Die Tröte machte viel Spaß und sicher auch deshalb, weil sie eigenhändig hergestellt worden war. Leider war die Freude nicht von allzu langer Dauer. Die Rinde, bei der Bearbeitung feucht und biegsam, trocknete sehr schnell aus und schrumpfte zusammen. Bereits am nächsten Tag entstanden Risse und Spalten und die Form wurde unansehnlich. Auch das Mundstück trocknete aus, gab keinen Ton mehr von sich und musste ersetzt werden.

Der Spaß war dahin, aber wie immer in unserer Kindheit wandten wir uns anderen Dingen zu. Langeweile kannten wir nicht.

Anleitung zur Herstellung einer Tröte aus Weidenrinde, des Aa-Horn.

Die Anregung zur Namensgebung kommt übrigens von meinem Freund Rainer, der den Ort der Entstehung – der Gronauer Aa-zugrunde legt.

Für die Rinde selbst sucht man sich einen Weidenast mit einem Durchmesser von 30-40 mm. Der muß voll im Saft stehen, damit sich später die Rinde vom Holz löst.

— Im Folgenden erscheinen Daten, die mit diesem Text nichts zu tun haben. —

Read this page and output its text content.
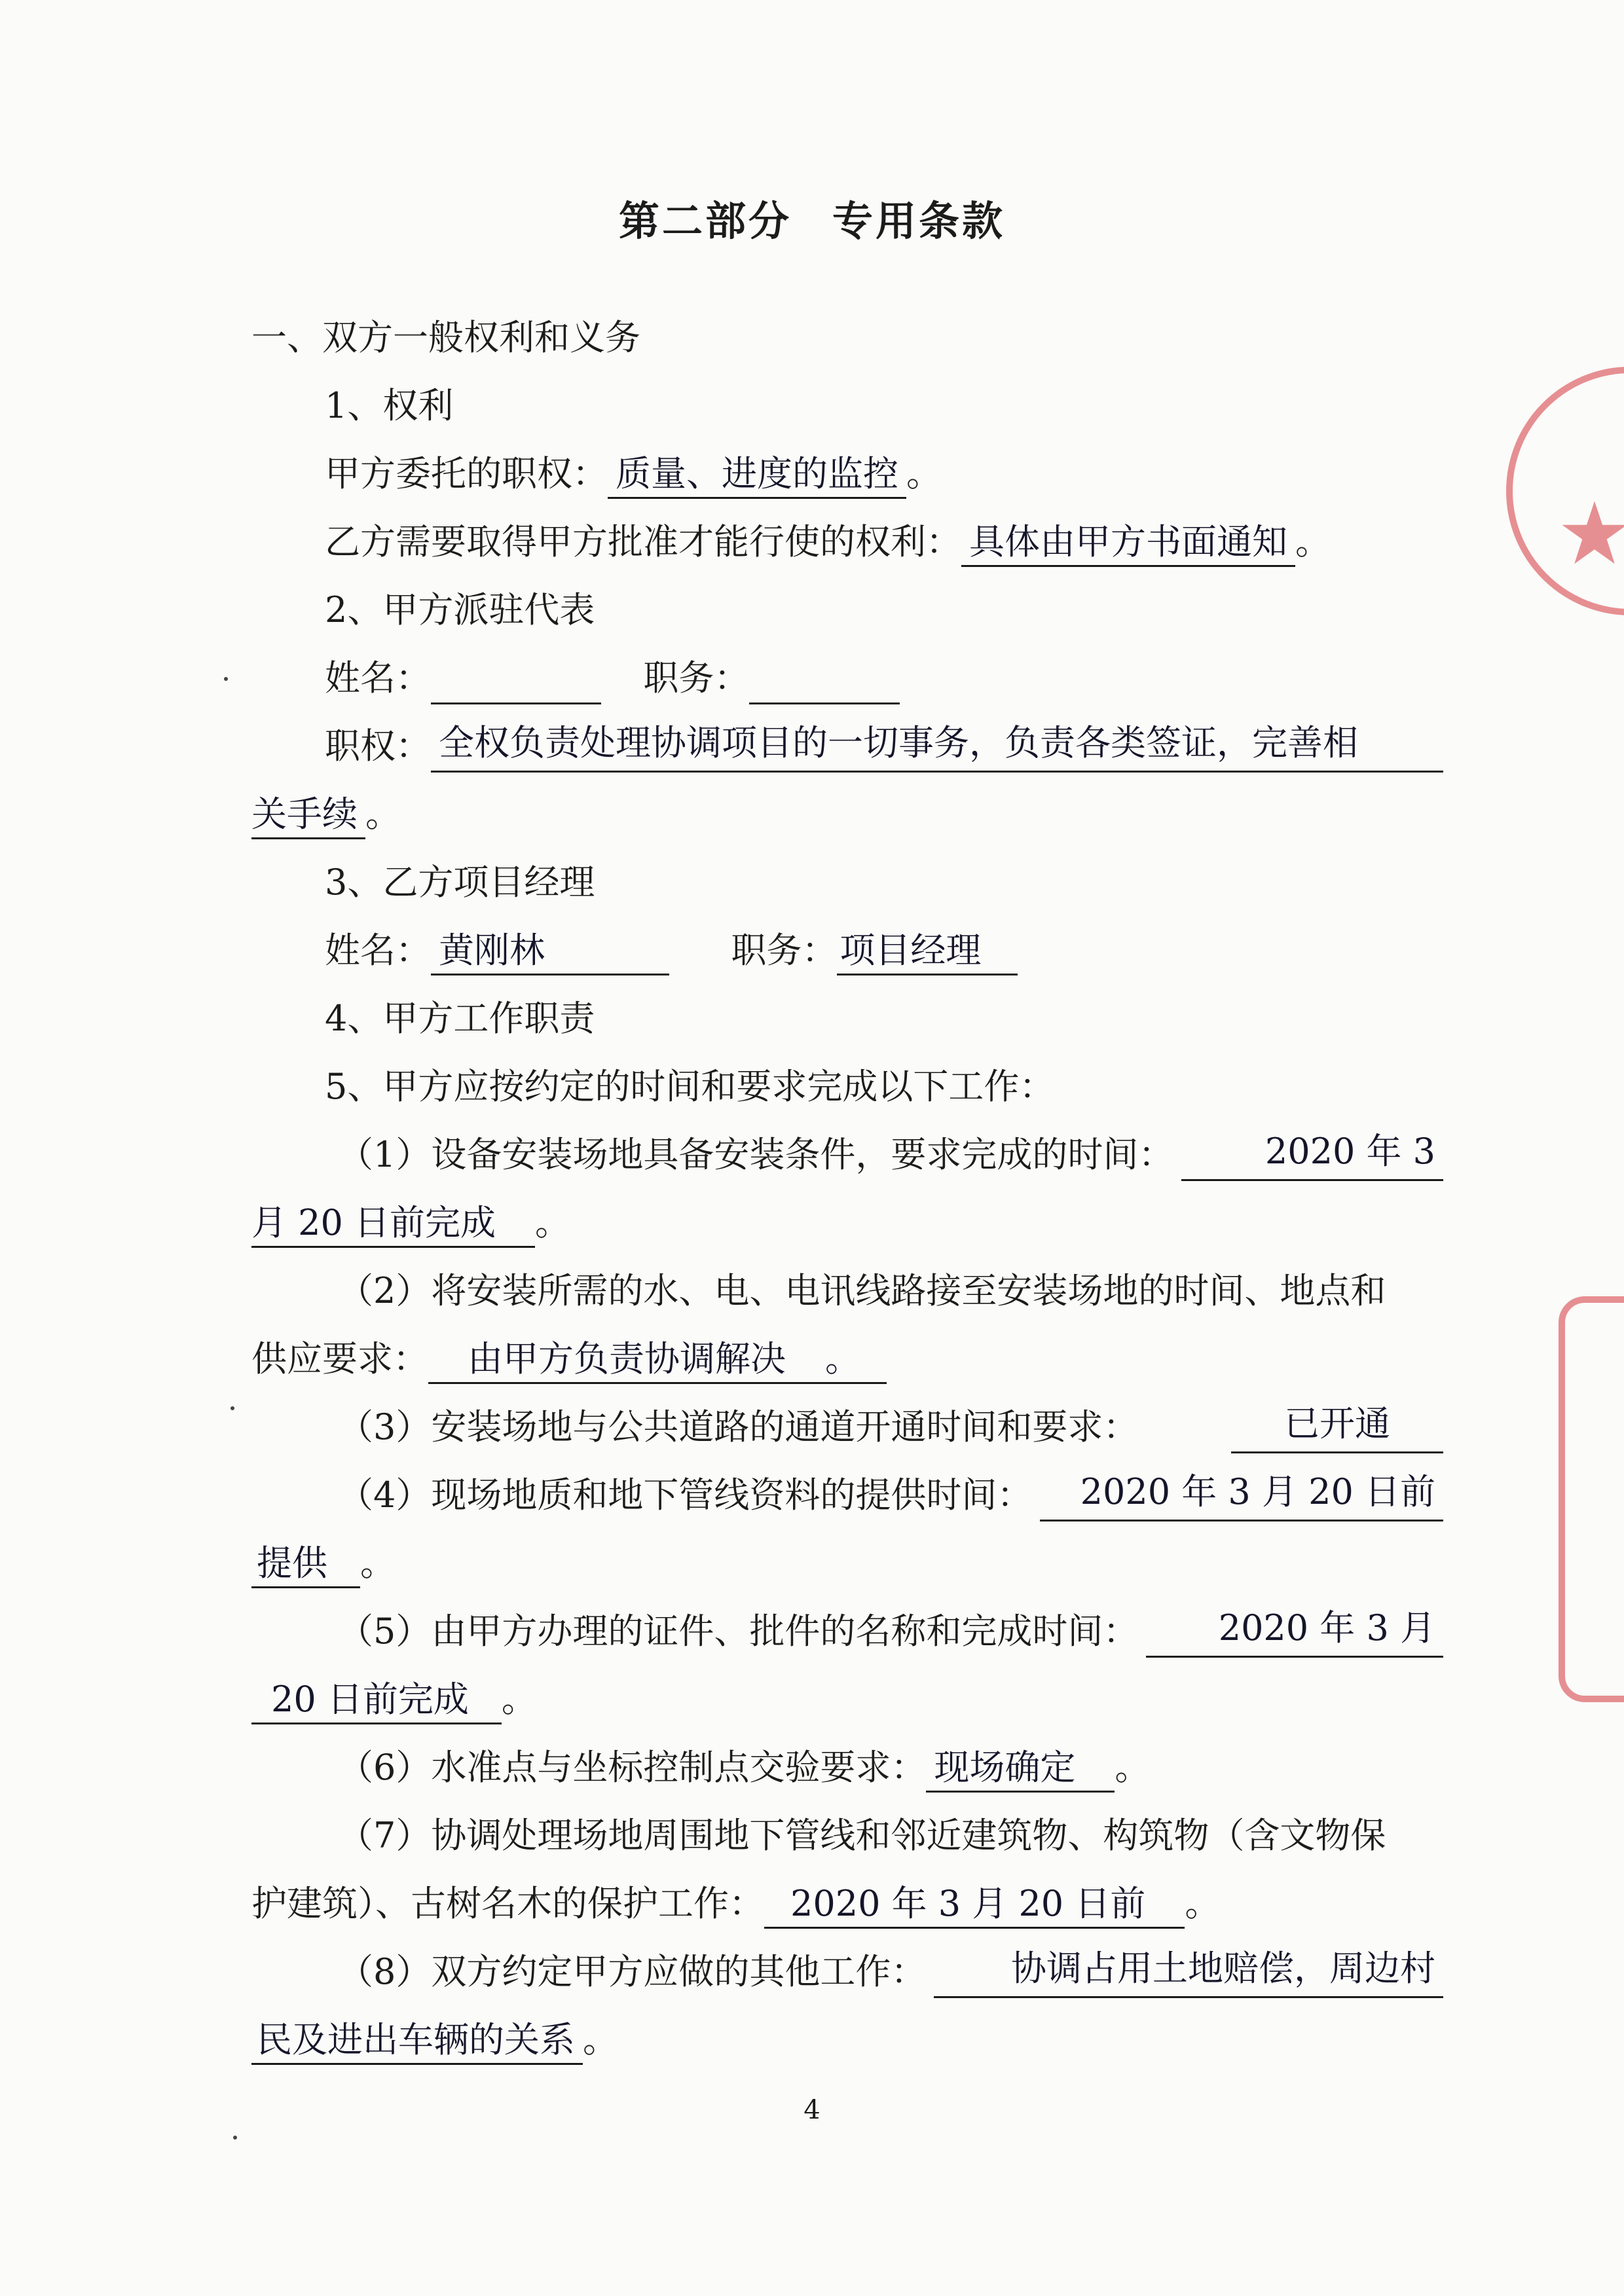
第二部分 专用条款
一、双方一般权利和义务
1、权利
甲方委托的职权： 质量、进度的监控 。
乙方需要取得甲方批准才能行使的权利： 具体由甲方书面通知 。
2、甲方派驻代表
姓名：	职务：
职权： 全权负责处理协调项目的一切事务，负责各类签证，完善相
关手续 。
3、乙方项目经理
姓名： 黄刚林	职务：项目经理
4、甲方工作职责
5、甲方应按约定的时间和要求完成以下工作：
（1）设备安装场地具备安装条件，要求完成的时间：	2020 年 3
月 20 日前完成 。
（2）将安装所需的水、电、电讯线路接至安装场地的时间、地点和
供应要求： 由甲方负责协调解决 。
（3）安装场地与公共道路的通道开通时间和要求：	已开通
（4）现场地质和地下管线资料的提供时间：	2020 年 3 月 20 日前
提供 。
（5）由甲方办理的证件、批件的名称和完成时间：	2020 年 3 月
20 日前完成 。
（6）水准点与坐标控制点交验要求： 现场确定 。
（7）协调处理场地周围地下管线和邻近建筑物、构筑物（含文物保
护建筑）、古树名木的保护工作： 2020 年 3 月 20 日前 。
（8）双方约定甲方应做的其他工作：	协调占用土地赔偿，周边村
民及进出车辆的关系 。
4
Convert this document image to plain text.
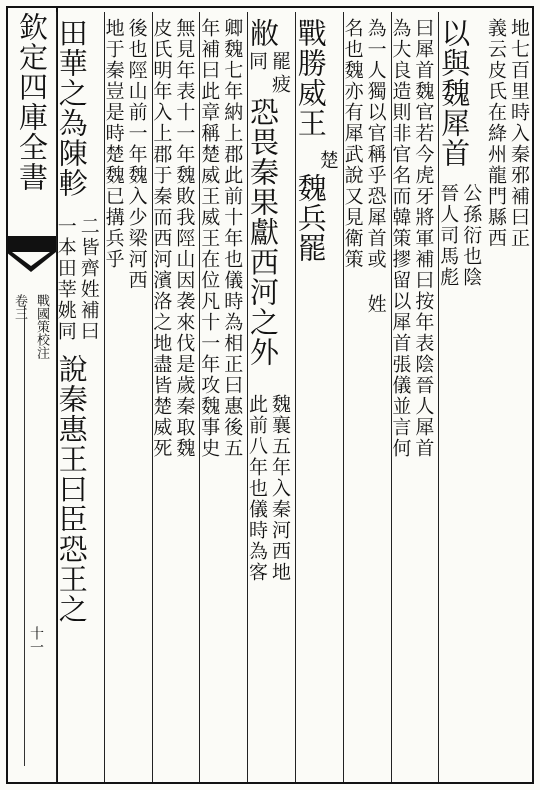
欽定四庫全書
卷三 戰國策校注
十一
地七百里時入秦邪補曰正
義云皮氏在絳州龍門縣西
以與魏犀首
公孫衍也陰
晉人司馬彪
曰犀首魏官若今虎牙將軍補曰按年表陰晉人犀首
為大良造則非官名而韓策摎留以犀首張儀並言何
為一人獨以官稱乎恐犀首或
名也魏亦有犀武說又見衛策
姓
戰勝威王
楚
魏兵罷
敝
罷
同
疲
恐畏秦果獻西河之外
魏襄五年入秦河西地
此前八年也儀時為客
卿魏七年納上郡此前十年也儀時為相正曰惠後五
年補曰此章稱楚威王威王在位凡十一年攻魏事史
無見年表十一年魏敗我陘山因袭來伐是歲秦取魏
皮氏明年入上郡于秦而西河濱洛之地盡皆楚威死
後也陘山前一年魏入少梁河西
地于秦豈是時楚魏已搆兵乎
田華之為陳軫
二皆齊姓補曰
一本田莘姚同
說秦惠王曰臣恐王之
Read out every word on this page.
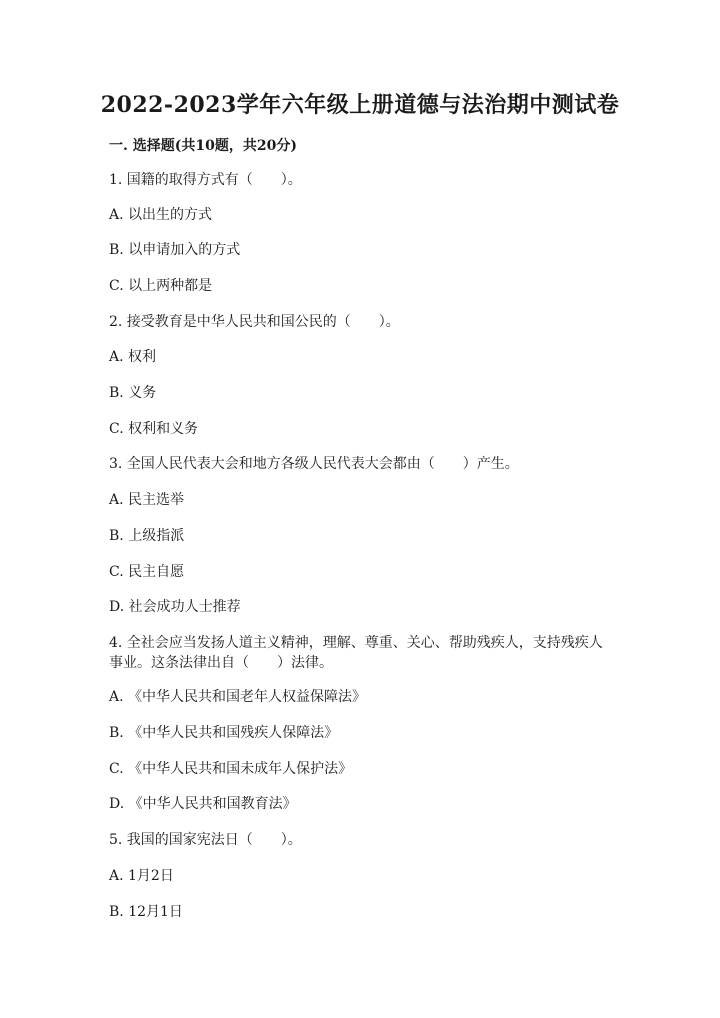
2022-2023学年六年级上册道德与法治期中测试卷
一. 选择题(共10题，共20分)
1. 国籍的取得方式有（　　）。
A. 以出生的方式
B. 以申请加入的方式
C. 以上两种都是
2. 接受教育是中华人民共和国公民的（　　）。
A. 权利
B. 义务
C. 权利和义务
3. 全国人民代表大会和地方各级人民代表大会都由（　　）产生。
A. 民主选举
B. 上级指派
C. 民主自愿
D. 社会成功人士推荐
4. 全社会应当发扬人道主义精神，理解、尊重、关心、帮助残疾人，支持残疾人事业。这条法律出自（　　）法律。
A. 《中华人民共和国老年人权益保障法》
B. 《中华人民共和国残疾人保障法》
C. 《中华人民共和国未成年人保护法》
D. 《中华人民共和国教育法》
5. 我国的国家宪法日（　　）。
A. 1月2日
B. 12月1日
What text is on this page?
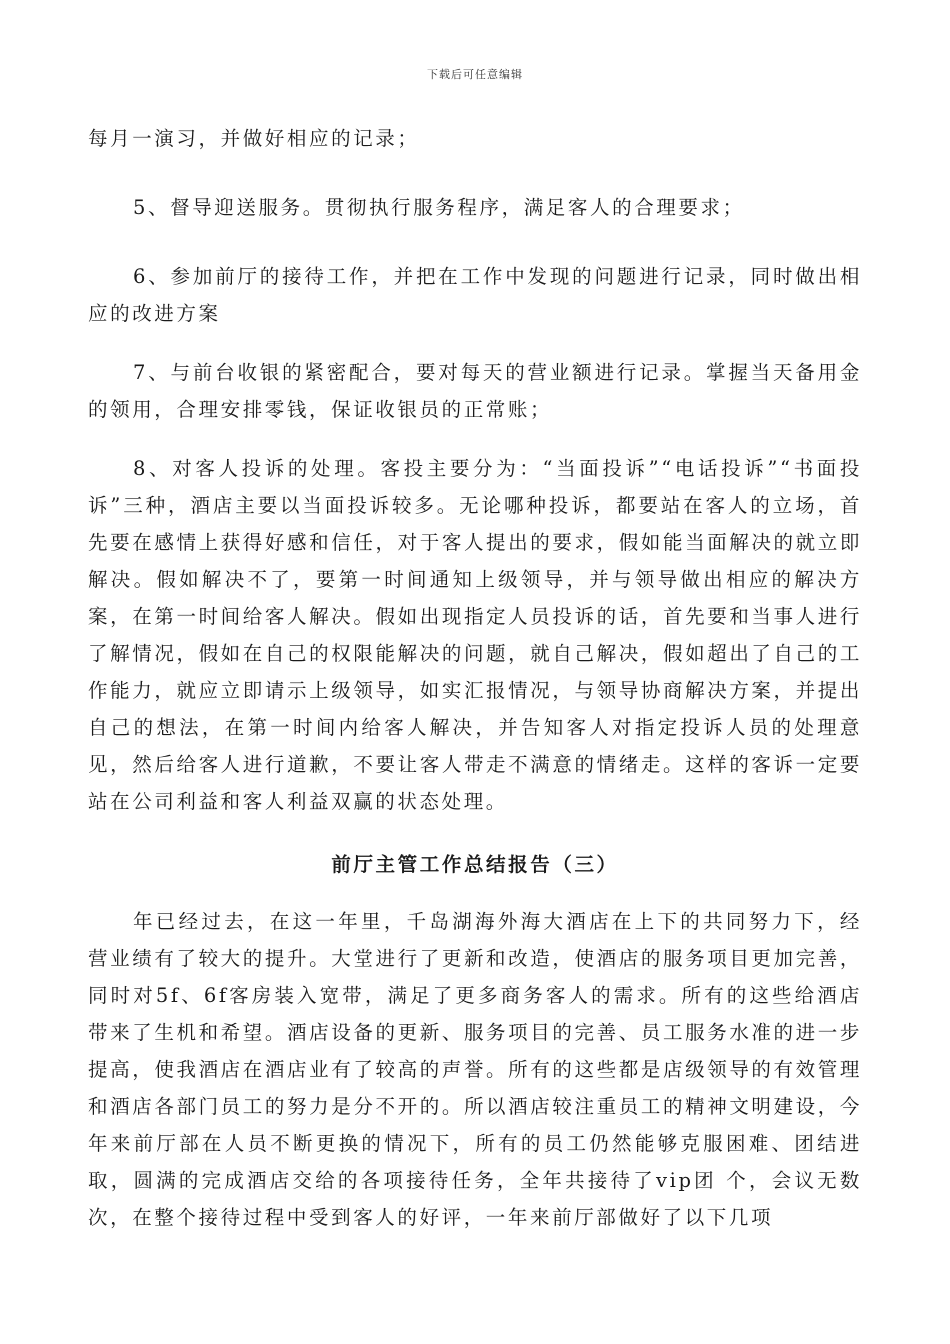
下载后可任意编辑

每月一演习，并做好相应的记录；

5、督导迎送服务。贯彻执行服务程序，满足客人的合理要求；

6、参加前厅的接待工作，并把在工作中发现的问题进行记录，同时做出相应的改进方案

7、与前台收银的紧密配合，要对每天的营业额进行记录。掌握当天备用金的领用，合理安排零钱，保证收银员的正常账；

8、对客人投诉的处理。客投主要分为：“当面投诉”“电话投诉”“书面投诉”三种，酒店主要以当面投诉较多。无论哪种投诉，都要站在客人的立场，首先要在感情上获得好感和信任，对于客人提出的要求，假如能当面解决的就立即解决。假如解决不了，要第一时间通知上级领导，并与领导做出相应的解决方案，在第一时间给客人解决。假如出现指定人员投诉的话，首先要和当事人进行了解情况，假如在自己的权限能解决的问题，就自己解决，假如超出了自己的工作能力，就应立即请示上级领导，如实汇报情况，与领导协商解决方案，并提出自己的想法，在第一时间内给客人解决，并告知客人对指定投诉人员的处理意见，然后给客人进行道歉，不要让客人带走不满意的情绪走。这样的客诉一定要站在公司利益和客人利益双赢的状态处理。

前厅主管工作总结报告（三）

年已经过去，在这一年里，千岛湖海外海大酒店在上下的共同努力下，经营业绩有了较大的提升。大堂进行了更新和改造，使酒店的服务项目更加完善，同时对5f、6f客房装入宽带，满足了更多商务客人的需求。所有的这些给酒店带来了生机和希望。酒店设备的更新、服务项目的完善、员工服务水准的进一步提高，使我酒店在酒店业有了较高的声誉。所有的这些都是店级领导的有效管理和酒店各部门员工的努力是分不开的。所以酒店较注重员工的精神文明建设，今年来前厅部在人员不断更换的情况下，所有的员工仍然能够克服困难、团结进取，圆满的完成酒店交给的各项接待任务，全年共接待了vip团 个，会议无数次，在整个接待过程中受到客人的好评，一年来前厅部做好了以下几项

Mit einem scharfen Taschenmesser schneidet man die Rinde bis auf das darunterliegende Holz diagonal ein. Der Ast wird dabei gedreht, sodaß es später möglich ist, einen Streifen mit einer Breite von 50-60 mm abzuschälen ( siehe unten). Durch geduldiges Beklopfen der Rinde mit dem Griff des Messers löst sie sich vom Ast und kann vorsichtig abgehoben werden.

Das Mundstück fertigt man aus einem Zweig mit einem Durchmesser von 8-10 mm. Auch hier ritzt man die Rinde ein und löst sie durch Klopfen mit dem Messergriff vom Holz. Das entstandene Röhrchen drückt man auf einer Seite flach und schält den grünen Teil der Rinde ab. Es entsteht eine Membrane, die beim Hineinblasen einen tiefen, vibrierenden Ton abgibt. Man darf nicht gleich aufgeben, wenn der erste Versuch misslingt und sich kein Ton einstellen will. Oft sind mehrere Versuche erforderlich, bis es gelingt.

Der Streifen aus der Rinde wird nun, beginnend am Mundstück so aufgerollt, daß ein trichterförmiges Gebilde entsteht. (siehe Skizze) Reicht ein Streifen nicht aus, lässt sich problemlos ein Zweiter anfügen. Mit kleinen dünnen Nägeln aus Holz fixiert man die Form.

Die Herstellung der Tröte ist nicht ganz einfach, der Erfolg entschädigt aber für die Mühe. Na dann: Tuuuuuuuuuuut, Tuuuuuuuuut.